Miette 96 : En toute chose il faut considérer la fin

La prudence

En toute chose il faut considérer la fin.

Sommaire. - Inconvénients du parapluie. - Sont-ce des vers ? - La pensée et son enveloppe. - Vue courte. - Triboulet aime mieux un quart d'heure avant qu'un quart d'heure après.

S'il est un objet encombrant et désobligeant à promener avec soi toute la journée, c'est un parapluie, je vous l'accorde. Sa compagnie présente de nombreux inconvénients; d'abord, il vous immobilise une main, quelquefois deux, s'il vous prend fantaisie de vous en servir comme d'un trapèze; si vous le mettez sur ou sous votre bras, vous courez risque de le jeter dans les jambes des promeneurs ou d'éborgnerles passants. Pour éviter les désagréments qui en résultent, on aime mieux s'en priver; les messieurs surtout s'affranchissent volontiers de cette servitude; mais, qu'ils y réfléchissent :

Lorsqu'on n'a pas de parapluie
Cela va bien quand il fait beau :
Mais quand il tombe de la pluie
On est trempé jusques aux os !

Je ne vous donne pas ces quatre vers, - si tant est qu'ils puissent prétendre à cette honorable désignation, - comme la fine fleur de la poésie.
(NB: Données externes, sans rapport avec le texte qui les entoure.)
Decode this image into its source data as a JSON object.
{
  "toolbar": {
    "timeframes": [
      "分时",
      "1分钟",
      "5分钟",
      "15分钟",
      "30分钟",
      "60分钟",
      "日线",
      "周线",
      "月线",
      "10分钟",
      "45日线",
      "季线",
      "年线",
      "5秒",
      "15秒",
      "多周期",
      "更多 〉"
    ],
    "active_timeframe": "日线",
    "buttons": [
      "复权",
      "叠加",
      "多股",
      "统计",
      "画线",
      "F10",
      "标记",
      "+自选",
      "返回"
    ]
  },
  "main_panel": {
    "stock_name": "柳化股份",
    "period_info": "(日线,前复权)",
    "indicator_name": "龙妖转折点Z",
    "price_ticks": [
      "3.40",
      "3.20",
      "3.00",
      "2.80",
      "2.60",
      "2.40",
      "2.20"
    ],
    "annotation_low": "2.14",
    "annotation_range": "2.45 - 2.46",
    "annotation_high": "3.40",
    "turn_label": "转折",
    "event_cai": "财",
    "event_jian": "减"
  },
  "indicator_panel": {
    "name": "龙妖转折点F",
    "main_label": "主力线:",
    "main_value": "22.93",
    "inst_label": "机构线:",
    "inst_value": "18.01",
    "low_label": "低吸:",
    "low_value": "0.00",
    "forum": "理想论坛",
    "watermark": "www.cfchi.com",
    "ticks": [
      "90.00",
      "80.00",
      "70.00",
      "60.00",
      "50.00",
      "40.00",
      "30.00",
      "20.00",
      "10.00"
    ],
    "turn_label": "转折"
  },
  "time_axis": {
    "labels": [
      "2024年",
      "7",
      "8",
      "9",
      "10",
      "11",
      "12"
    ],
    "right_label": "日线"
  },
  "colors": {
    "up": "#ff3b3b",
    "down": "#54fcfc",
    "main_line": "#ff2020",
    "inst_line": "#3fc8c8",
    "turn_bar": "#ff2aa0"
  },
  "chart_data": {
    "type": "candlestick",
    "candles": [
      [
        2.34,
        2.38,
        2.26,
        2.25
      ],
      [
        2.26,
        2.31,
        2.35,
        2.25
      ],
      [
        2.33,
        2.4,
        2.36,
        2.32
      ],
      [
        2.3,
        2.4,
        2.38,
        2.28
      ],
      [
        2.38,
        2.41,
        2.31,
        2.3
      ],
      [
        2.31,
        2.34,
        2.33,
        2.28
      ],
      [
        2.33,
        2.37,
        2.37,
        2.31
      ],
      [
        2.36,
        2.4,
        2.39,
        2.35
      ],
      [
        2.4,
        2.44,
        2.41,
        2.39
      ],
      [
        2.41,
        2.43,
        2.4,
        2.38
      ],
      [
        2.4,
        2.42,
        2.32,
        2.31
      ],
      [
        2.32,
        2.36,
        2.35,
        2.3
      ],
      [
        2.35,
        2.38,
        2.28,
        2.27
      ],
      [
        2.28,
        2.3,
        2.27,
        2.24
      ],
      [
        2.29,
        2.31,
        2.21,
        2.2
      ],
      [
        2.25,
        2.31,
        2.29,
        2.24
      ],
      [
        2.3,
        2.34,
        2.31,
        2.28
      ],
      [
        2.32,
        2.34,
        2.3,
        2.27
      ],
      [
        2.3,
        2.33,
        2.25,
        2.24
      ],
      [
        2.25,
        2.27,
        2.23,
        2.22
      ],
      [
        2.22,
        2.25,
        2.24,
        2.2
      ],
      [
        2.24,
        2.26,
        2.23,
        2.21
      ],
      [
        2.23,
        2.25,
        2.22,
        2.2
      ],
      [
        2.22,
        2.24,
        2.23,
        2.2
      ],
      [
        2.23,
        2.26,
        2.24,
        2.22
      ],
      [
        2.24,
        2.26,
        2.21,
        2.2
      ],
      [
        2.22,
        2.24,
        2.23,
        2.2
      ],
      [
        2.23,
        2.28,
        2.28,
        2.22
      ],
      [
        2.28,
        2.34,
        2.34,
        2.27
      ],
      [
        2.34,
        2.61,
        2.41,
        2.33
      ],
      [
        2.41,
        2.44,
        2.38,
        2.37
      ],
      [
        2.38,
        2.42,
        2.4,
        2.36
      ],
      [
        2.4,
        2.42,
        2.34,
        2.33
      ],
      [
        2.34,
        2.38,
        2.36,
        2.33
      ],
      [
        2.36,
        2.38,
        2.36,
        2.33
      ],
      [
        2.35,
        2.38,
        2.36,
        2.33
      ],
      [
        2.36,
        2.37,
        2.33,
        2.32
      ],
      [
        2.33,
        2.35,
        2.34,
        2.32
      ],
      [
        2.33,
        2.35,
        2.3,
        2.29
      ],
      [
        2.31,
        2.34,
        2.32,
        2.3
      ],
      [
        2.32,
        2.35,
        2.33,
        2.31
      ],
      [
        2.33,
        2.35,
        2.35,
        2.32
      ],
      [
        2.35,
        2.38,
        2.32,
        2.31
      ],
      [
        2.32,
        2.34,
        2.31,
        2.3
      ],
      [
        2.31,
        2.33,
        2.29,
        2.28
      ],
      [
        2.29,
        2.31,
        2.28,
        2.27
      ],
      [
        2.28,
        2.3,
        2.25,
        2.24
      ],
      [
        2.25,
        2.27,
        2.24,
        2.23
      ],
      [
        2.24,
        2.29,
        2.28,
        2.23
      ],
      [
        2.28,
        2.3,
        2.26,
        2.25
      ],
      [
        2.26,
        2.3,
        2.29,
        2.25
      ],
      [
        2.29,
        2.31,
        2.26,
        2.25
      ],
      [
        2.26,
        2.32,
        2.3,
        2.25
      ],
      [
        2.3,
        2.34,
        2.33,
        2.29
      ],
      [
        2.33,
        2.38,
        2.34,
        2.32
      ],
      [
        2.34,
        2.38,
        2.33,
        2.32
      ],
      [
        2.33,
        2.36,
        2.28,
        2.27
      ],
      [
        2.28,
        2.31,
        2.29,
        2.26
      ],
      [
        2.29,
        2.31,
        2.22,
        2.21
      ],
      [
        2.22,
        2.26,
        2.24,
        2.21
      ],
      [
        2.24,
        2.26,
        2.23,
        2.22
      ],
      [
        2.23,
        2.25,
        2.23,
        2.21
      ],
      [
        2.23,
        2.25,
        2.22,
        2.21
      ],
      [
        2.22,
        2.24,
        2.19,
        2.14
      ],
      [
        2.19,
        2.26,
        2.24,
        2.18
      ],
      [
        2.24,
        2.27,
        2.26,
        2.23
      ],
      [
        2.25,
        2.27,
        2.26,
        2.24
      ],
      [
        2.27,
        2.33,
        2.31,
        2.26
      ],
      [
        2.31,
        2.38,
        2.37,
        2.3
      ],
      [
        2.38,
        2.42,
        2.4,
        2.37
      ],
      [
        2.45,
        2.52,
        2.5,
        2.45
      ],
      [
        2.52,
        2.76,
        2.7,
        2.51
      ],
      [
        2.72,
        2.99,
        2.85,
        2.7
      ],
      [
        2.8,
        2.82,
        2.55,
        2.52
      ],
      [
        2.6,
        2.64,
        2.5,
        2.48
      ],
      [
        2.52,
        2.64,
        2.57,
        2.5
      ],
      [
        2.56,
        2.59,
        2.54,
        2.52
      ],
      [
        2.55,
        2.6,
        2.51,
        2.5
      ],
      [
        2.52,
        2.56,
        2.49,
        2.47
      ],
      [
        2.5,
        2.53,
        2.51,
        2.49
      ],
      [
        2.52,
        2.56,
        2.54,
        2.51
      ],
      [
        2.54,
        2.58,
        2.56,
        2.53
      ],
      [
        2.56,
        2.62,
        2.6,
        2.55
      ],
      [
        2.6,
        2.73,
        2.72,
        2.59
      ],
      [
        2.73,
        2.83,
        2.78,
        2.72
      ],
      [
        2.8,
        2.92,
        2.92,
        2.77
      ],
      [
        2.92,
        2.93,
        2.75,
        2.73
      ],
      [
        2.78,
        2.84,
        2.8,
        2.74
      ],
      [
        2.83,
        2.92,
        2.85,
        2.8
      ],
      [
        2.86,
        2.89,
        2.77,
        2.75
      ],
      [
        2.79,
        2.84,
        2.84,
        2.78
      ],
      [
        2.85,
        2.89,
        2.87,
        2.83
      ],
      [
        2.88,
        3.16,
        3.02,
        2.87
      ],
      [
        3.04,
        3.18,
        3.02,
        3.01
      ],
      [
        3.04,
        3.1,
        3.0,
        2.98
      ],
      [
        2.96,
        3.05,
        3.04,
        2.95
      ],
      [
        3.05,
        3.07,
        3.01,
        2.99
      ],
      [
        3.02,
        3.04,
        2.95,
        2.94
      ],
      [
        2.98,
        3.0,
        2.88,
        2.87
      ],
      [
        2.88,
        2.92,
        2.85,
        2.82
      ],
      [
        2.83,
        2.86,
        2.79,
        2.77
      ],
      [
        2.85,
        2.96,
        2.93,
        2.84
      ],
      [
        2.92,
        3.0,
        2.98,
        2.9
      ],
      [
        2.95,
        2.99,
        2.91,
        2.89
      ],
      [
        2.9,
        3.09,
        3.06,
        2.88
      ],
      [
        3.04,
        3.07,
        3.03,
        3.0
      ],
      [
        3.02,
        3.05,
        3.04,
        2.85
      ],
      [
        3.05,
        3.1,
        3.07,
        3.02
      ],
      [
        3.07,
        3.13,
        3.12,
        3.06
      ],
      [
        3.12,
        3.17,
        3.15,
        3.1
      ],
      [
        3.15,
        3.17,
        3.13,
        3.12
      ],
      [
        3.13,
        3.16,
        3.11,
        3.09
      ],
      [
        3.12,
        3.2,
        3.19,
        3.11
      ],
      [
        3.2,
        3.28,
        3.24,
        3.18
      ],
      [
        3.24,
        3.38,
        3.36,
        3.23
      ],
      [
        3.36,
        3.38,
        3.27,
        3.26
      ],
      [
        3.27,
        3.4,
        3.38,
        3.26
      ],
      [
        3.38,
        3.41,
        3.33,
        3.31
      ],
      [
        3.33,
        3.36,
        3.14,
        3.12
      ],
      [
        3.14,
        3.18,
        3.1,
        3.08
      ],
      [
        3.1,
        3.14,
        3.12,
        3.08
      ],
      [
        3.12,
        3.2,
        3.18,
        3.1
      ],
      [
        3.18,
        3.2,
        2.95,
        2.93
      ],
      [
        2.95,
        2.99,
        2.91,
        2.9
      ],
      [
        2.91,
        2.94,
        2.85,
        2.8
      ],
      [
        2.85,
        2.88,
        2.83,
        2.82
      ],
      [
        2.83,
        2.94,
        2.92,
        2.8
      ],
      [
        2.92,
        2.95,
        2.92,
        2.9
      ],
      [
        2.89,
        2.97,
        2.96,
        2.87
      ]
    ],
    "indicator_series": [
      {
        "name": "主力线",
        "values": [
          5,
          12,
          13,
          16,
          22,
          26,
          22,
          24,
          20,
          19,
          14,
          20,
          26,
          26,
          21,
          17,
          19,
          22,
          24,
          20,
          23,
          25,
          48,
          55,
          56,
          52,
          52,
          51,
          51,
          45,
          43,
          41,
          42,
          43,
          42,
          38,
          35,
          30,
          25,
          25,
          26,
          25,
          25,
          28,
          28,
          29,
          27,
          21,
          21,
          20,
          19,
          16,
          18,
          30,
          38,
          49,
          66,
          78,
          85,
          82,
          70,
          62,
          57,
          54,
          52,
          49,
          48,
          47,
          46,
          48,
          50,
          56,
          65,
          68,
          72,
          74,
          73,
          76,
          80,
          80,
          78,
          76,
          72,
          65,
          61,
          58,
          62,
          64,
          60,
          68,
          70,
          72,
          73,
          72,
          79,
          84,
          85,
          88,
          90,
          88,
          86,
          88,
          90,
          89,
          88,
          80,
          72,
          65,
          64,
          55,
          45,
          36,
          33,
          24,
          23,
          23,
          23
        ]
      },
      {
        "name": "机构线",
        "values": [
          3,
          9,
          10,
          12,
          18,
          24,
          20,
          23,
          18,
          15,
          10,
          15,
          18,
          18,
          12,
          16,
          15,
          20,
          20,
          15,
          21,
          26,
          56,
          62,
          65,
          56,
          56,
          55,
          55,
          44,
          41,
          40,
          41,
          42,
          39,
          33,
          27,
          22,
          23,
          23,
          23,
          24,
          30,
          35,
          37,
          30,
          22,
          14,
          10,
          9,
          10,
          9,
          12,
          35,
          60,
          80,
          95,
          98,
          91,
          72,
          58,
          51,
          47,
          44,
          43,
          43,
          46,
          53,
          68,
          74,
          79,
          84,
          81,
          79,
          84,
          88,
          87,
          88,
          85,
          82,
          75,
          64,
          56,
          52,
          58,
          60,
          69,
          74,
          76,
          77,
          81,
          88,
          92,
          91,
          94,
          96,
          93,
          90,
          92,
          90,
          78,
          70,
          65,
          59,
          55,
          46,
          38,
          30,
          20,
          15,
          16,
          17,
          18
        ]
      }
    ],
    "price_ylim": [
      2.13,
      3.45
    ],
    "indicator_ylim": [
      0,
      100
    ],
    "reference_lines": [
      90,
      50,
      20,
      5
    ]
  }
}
Mais daignez faire abstraction du style et de la trivialité ; creusez un peu l'idée qu'ils enveloppent ; vous y découvrirez un excellent conseil qui n'est autre que de vous préoccuper de la suite et de la conséquence finale de vos actions et de vos entreprises.

Il est bon d'avoir cette pensée constamment présente à l'esprit avec la sage maxime de Paul de Gondi, cardinal de Retz :

« Il faut toujours tâcher de former des projets de façon que leur irréussite même soit suivie de quelque avantage. »

L'idée, comme on le voit, n'est pas nouvelle ; la forme définitive sous laquelle elle nous apparaît aujourd'hui,

En toute chose il faut considérer la fin,1

lui a été donnée par La Fontaine dans la fable intitulée Le Renard et le Bouc.

Celui-ci ne voyait pas plus loin que son nez.

ce qui occasionna sa mésaventure.

Triboulet, qui avait la vue beaucoup plus longue, et, en sa qualité d'homme d'esprit et de fou royal, envisageait les choses longtemps à l'avance, aimait mieux tenir que de courir.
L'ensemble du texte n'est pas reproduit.